SAN FRANCISCO, Dec. 13 (Xinhua) -- A virus that makes humans suffer colds is attributed to the death of chimpanzees in Uganda that were killed by a respiratory disease, a U.S. study published Wednesday showed.
Researchers from the U.S. University of Wisconsin-Madison (UW) did field studies and were surprised to find that a human "common cold" virus known as rhinovirus C had triggered an outbreak of a respiratory disease in a community of wild chimpanzees in Uganda's Kibale National Park, which killed healthy chimpanzees.
"It was completely unknown that rhinovirus C could infect anything other than humans," said Tony Goldberg, a professor of the UW School of Veterinary Medicine and one of the senior authors of the study, which was published in the journal Emerging Infectious Diseases on Wednesday.
Goldberg, who has worked in Uganda for years tracking viruses in animals, cited the death of a two-year-old chimp called Betty as an example, which was killed by the human virus in an outbreak in February 2013 that hit most of the chimpanzees in the community.
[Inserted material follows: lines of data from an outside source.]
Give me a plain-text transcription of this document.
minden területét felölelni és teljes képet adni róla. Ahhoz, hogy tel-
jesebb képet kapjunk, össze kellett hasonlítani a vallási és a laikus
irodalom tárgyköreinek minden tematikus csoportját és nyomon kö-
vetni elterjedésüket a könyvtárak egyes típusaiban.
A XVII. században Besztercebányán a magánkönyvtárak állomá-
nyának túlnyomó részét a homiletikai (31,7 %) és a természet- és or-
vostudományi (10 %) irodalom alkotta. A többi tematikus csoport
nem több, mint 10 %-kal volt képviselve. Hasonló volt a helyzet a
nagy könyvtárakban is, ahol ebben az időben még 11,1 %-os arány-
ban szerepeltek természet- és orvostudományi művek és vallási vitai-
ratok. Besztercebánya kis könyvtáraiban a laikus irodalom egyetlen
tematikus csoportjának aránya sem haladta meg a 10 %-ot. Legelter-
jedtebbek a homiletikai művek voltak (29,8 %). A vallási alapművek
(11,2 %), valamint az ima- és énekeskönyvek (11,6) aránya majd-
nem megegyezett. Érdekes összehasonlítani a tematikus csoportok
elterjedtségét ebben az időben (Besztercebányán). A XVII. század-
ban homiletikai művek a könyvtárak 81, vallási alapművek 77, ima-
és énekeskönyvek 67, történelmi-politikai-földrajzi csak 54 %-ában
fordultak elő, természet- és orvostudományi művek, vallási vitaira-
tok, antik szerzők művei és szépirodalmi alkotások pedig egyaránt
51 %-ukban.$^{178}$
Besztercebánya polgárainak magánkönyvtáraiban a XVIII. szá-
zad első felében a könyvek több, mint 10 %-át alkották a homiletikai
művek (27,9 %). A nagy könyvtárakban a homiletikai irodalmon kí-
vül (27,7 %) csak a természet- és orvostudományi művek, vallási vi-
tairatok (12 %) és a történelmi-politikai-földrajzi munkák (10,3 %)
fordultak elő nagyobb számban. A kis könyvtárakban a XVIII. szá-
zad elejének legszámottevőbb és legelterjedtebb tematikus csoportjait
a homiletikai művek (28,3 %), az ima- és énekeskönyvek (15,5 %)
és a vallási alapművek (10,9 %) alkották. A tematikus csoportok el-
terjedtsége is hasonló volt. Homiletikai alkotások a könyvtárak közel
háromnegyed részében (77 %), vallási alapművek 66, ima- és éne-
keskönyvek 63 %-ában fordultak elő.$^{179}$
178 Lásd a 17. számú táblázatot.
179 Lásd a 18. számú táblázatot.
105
The sweeping epidemic killed five of the 56 chimpanzees, including Betty, in the community, with the oldest adult animal that fell victim being up to 57 years old, according to the study.
It said the virus was communicated to the apes through human activities, including human settlement expanding to ape habitats, tourism and research, as well as when apes left the forests for foods.
Rhinovirus C, which has been affecting humans for several thousand years, was rarely found in chimpanzees in the wild in the past. It can cause severe symptoms in people, especially children.